Inside the new BlackBerry: 5 unique features of BB10

We review RIM’s do-or-die phone.

Peter Nowak 1 Premium content image


Sixteen months have passed since Research In Motion released its last smartphone model, which is several epochs in the technology world. Delays in launching the new BlackBerry 10 operating system frustrated investors, but also built anticipation for the release. The survival of the company depends on the BB10’s success. Analysts predict it will sell between 9.2 million and 23 million units, making it either a huge flop or a mild success. Of course, what largely matters is the quality of the device. So, how does it compare to the iPhones, Androids and other options currently crowding the market? Technology writer Peter Nowak offers his review of the most important phone in RIM’s history.

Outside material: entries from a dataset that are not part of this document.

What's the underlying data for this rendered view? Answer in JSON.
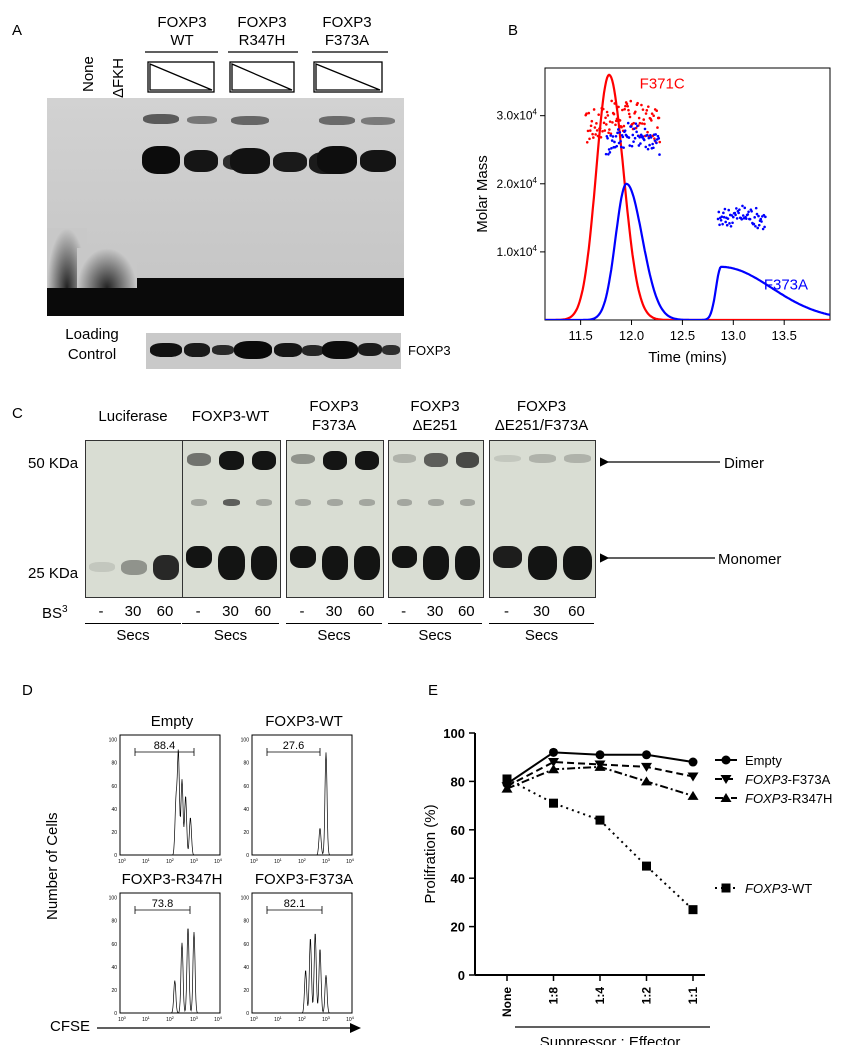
{
  "panel_a": {
    "letter": "A",
    "lane_none": "None",
    "lane_dfkh": "ΔFKH",
    "groups": [
      {
        "line1": "FOXP3",
        "line2": "WT"
      },
      {
        "line1": "FOXP3",
        "line2": "R347H"
      },
      {
        "line1": "FOXP3",
        "line2": "F373A"
      }
    ],
    "loading_line1": "Loading",
    "loading_line2": "Control",
    "loading_protein": "FOXP3"
  },
  "panel_b": {
    "letter": "B",
    "chart_data": {
      "type": "line",
      "xlabel": "Time (mins)",
      "ylabel": "Molar Mass",
      "xlim": [
        11.15,
        13.95
      ],
      "ylim": [
        0,
        37000
      ],
      "x_ticks": [
        "11.5",
        "12.0",
        "12.5",
        "13.0",
        "13.5"
      ],
      "y_ticks": [
        {
          "base": "1.0x10",
          "exp": "4",
          "value": 10000
        },
        {
          "base": "2.0x10",
          "exp": "4",
          "value": 20000
        },
        {
          "base": "3.0x10",
          "exp": "4",
          "value": 30000
        }
      ],
      "series": [
        {
          "name": "F371C",
          "color": "#ff0000",
          "trace_peaks": [
            {
              "center": 11.78,
              "height": 36000,
              "width_left": 0.18,
              "width_right": 0.2
            }
          ],
          "mass_points": {
            "x_range": [
              11.55,
              12.28
            ],
            "mean": 29000,
            "spread": 2500
          }
        },
        {
          "name": "F373A",
          "color": "#0000ff",
          "trace_peaks": [
            {
              "center": 11.95,
              "height": 20000,
              "width_left": 0.15,
              "width_right": 0.22
            },
            {
              "center": 12.88,
              "height": 7800,
              "width_left": 0.07,
              "width_right": 0.7
            }
          ],
          "mass_points": [
            {
              "x_range": [
                11.75,
                12.28
              ],
              "mean": 26500,
              "spread": 1800
            },
            {
              "x_range": [
                12.85,
                13.32
              ],
              "mean": 15000,
              "spread": 1500
            }
          ]
        }
      ]
    }
  },
  "panel_c": {
    "letter": "C",
    "mw_50": "50 KDa",
    "mw_25": "25 KDa",
    "bs3": "BS",
    "bs3_sup": "3",
    "blots": [
      {
        "line1": "Luciferase",
        "line2": ""
      },
      {
        "line1": "FOXP3-WT",
        "line2": ""
      },
      {
        "line1": "FOXP3",
        "line2": "F373A"
      },
      {
        "line1": "FOXP3",
        "line2": "ΔE251"
      },
      {
        "line1": "FOXP3",
        "line2": "ΔE251/F373A"
      }
    ],
    "times": [
      "-",
      "30",
      "60"
    ],
    "secs": "Secs",
    "dimer": "Dimer",
    "monomer": "Monomer"
  },
  "panel_d": {
    "letter": "D",
    "ylabel": "Number of Cells",
    "xlabel": "CFSE",
    "y_ticks": [
      "0",
      "20",
      "40",
      "60",
      "80",
      "100"
    ],
    "x_ticks": [
      {
        "base": "10",
        "exp": "0"
      },
      {
        "base": "10",
        "exp": "1"
      },
      {
        "base": "10",
        "exp": "2"
      },
      {
        "base": "10",
        "exp": "3"
      },
      {
        "base": "10",
        "exp": "4"
      }
    ],
    "histograms": [
      {
        "title": "Empty",
        "gate": "88.4"
      },
      {
        "title": "FOXP3-WT",
        "gate": "27.6"
      },
      {
        "title": "FOXP3-R347H",
        "gate": "73.8"
      },
      {
        "title": "FOXP3-F373A",
        "gate": "82.1"
      }
    ]
  },
  "panel_e": {
    "letter": "E",
    "chart_data": {
      "type": "line",
      "xlabel": "Suppressor : Effector",
      "ylabel": "Prolifration (%)",
      "categories": [
        "None",
        "1:8",
        "1:4",
        "1:2",
        "1:1"
      ],
      "ylim": [
        0,
        100
      ],
      "y_ticks": [
        "0",
        "20",
        "40",
        "60",
        "80",
        "100"
      ],
      "series": [
        {
          "name": "Empty",
          "marker": "circle",
          "dash": "solid",
          "values": [
            79,
            92,
            91,
            91,
            88
          ]
        },
        {
          "name": "FOXP3-F373A",
          "italic": "FOXP3",
          "rest": "-F373A",
          "marker": "triangle-down",
          "dash": "dashed",
          "values": [
            78,
            88,
            87,
            86,
            82
          ]
        },
        {
          "name": "FOXP3-R347H",
          "italic": "FOXP3",
          "rest": "-R347H",
          "marker": "triangle-up",
          "dash": "dashdot",
          "values": [
            77,
            85,
            86,
            80,
            74
          ]
        },
        {
          "name": "FOXP3-WT",
          "italic": "FOXP3",
          "rest": "-WT",
          "marker": "square",
          "dash": "dotted",
          "values": [
            81,
            71,
            64,
            45,
            27
          ]
        }
      ]
    }
  }
}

Typing: BlackBerry users have always treasured their devices for their physical buttons, which have been typically far better to type on than virtual touch-screen keyboards. The first BB10 device, however, is all touch screen, with RIM promising a second model with a keyboard soon. Considerable effort has been made to improve the touch-screen typing experience, though. Thick virtual “frets” separate the rows of keys, forming what RIM says is a beneficial psychological barrier between them. The keyboard also predicts words before they’re typed—if the suggestion is indeed correct, the user simply flicks it up into whatever they’re writing. Lastly, the device adjusts according to where the user’s fingers actually come down, as opposed to where the keyboard appears. In demos, all of these features worked well, and fast. If they do indeed improve typing speed and accuracy over the long run, RIM will have a leg up over competitors in virtual keyboards.
Verdict: Potentially the fastest touch-screen option.

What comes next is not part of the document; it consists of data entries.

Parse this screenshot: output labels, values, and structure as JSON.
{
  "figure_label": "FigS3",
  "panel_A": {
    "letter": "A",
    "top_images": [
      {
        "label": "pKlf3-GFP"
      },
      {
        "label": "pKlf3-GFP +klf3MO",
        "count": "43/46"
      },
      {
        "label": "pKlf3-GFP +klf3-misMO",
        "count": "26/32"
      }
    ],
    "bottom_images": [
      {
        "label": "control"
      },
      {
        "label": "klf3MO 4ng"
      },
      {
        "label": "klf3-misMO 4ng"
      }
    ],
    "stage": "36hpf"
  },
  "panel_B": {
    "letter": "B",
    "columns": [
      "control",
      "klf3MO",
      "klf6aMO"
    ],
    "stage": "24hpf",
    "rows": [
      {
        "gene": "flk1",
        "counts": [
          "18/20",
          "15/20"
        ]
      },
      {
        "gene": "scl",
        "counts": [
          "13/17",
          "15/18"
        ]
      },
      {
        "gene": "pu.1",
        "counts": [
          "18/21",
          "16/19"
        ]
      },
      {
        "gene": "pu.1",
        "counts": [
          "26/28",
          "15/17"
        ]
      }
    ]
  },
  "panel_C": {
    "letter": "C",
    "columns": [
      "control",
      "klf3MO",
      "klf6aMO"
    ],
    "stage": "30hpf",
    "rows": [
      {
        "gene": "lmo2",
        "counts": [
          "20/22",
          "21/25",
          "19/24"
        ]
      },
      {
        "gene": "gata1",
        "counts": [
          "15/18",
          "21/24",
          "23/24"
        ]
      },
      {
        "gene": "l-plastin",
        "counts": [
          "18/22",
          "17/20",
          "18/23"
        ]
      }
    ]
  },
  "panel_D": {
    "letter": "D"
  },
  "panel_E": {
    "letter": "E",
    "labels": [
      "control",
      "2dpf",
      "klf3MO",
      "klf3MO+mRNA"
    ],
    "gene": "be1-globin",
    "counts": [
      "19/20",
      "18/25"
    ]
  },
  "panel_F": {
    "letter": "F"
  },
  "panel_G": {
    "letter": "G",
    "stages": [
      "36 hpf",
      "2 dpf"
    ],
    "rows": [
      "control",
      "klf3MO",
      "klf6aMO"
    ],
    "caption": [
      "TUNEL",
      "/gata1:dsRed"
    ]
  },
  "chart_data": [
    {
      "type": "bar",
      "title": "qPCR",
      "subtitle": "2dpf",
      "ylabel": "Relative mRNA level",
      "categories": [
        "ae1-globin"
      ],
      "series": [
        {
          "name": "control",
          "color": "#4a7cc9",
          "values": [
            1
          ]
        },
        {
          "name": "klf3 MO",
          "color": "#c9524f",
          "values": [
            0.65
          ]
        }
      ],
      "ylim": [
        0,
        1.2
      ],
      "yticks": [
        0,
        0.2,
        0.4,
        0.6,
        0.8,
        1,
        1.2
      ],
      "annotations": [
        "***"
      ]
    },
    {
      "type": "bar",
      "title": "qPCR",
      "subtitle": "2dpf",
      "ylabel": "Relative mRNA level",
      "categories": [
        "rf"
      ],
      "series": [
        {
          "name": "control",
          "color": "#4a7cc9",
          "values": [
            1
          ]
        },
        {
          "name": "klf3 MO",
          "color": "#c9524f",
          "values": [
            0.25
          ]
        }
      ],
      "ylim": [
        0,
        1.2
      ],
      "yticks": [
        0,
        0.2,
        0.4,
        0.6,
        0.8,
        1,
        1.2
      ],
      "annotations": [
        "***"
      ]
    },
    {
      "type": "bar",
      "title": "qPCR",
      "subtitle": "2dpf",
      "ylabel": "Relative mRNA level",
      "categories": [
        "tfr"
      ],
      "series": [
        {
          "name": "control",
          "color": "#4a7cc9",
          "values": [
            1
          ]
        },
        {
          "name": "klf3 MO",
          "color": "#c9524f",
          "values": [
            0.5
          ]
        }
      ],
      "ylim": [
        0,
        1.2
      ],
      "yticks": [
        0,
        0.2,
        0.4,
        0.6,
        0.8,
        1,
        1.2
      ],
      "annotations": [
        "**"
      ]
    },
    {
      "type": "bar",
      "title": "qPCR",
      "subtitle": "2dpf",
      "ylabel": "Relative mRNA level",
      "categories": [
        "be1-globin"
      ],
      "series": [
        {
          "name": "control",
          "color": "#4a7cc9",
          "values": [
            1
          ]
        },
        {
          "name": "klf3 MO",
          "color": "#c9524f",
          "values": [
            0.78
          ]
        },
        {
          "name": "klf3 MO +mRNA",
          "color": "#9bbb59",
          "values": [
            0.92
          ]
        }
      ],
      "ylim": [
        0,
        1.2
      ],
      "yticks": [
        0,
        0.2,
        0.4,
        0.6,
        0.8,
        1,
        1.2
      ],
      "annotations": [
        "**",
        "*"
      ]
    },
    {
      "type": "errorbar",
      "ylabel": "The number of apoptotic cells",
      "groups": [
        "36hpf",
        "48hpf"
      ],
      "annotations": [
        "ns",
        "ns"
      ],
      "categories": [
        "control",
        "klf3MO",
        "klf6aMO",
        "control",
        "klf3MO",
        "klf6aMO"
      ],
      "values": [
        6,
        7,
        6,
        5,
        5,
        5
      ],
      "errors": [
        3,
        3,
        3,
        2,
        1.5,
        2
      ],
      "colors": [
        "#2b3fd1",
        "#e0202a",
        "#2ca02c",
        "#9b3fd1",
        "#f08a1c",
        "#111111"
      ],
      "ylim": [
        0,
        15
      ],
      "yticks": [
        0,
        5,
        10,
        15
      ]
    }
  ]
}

BlackBerry World: With the addition of movies and music, RIM is renaming its BlackBerry App World store to just BlackBerry World. It’s clearly behind competitors. All of the nice additions in BlackBerry 10 aren’t likely to make a difference if RIM can’t convince key app developers to create software for its new devices.
Verdict: Still a huge mountain to climb.

Flow: “Flow” is the perfect name for this feature, with your thumb smoothly moving you from one app into the other by swiping, without the need for a home button. It’s more fun than iOS or Android, but not as different as Microsoft’s Windows Phone 8. It’s a sort of “Little Bear” OS—it feels just right.
Verdict: Different, in a better way.

Balance: Nobody wants to carry two separate devices—a personal one and another for work. Balance allows users to have all their apps and media attached to a personal profile, then switch over to a work-approved one. Their employer controls this profile and can select its own approved apps or even remotely wipe it out. This nicely caters to RIM’s enterprise bread and butter.
Verdict: No need for two phones.
Hub: Communication tools have always been the core of the BlackBerry, and RIM’s given them smart play on the new BB10. The inbox—which can be set up to include e-mail, texts, tweets, appointments, BBM messages—puts everything in one convenient place. There’s also a function called Peek, where the Hub can be quickly looked at from any app without having to get out of it. Most rivals have some sort of integrated inbox, but RIM’s may just be the easiest to access.
Verdict: Comprehensive and easy.

 

Source: Exane BNP Paribas
Artist rendering based on available images and information. Final product may differ. Rendering by Satesh Mistry; Deborah Baic/The Globe and Mail/Canadian Press

One comment on “Inside the new BlackBerry: 5 unique features of BB10

  1. Tomorrow the world will see whether RIM has what it takes to go forward. I argue the shark attack has already happened. What remains has been radically disrupted.

    BlackBerry 10 is revolutionary as it begins life far ahead of where Android, iOS or Microsoft first started.

    You may have read surprising reports of how BlackBerry 10 will hit the ground running with more than 75,000 apps including 600 top apps from major smartphone platforms.

    The first question that any reasonable person should ask is how is this possible?

    BlackBerry 10 is a predatory operating environment and this paradigm changes the rules.

    Deep into BB10′s DNA is an extraordinary adaptation mechanism that that consumes application code written for one platform and repackages it as a native application on BlackBerry.

    Don’t confuse this BB10 characteristic with an Android simulator. Once repackaged these apps are full-blown made for BlackBerry apps even taking advantage of BlackBerry’s unique features and gestures.

    Research in motion has re thought the operating system and the ecosystem of development tools. They have embraced the Holy Grail of “program once deploy everywhere”.

    Thousands upon thousands of Android developers are converting their code to the BlackBerry platform as effortlessly as water flowing downhill.

    BlackBerry 10′s operating system is getting rave reviews for it’s beauty and elegance. New gestures so intuitive they will set the standard for the next generation of smart phones.

    The last two months have seen 10% of Google’s app marketplace arrive on the BlackBerry platform. At that rate 50% of available Android apps will have Blackberry version as soon as July.

    Blackberry 10 is the Deathstar to the fortress mentality of existing app ecosystems.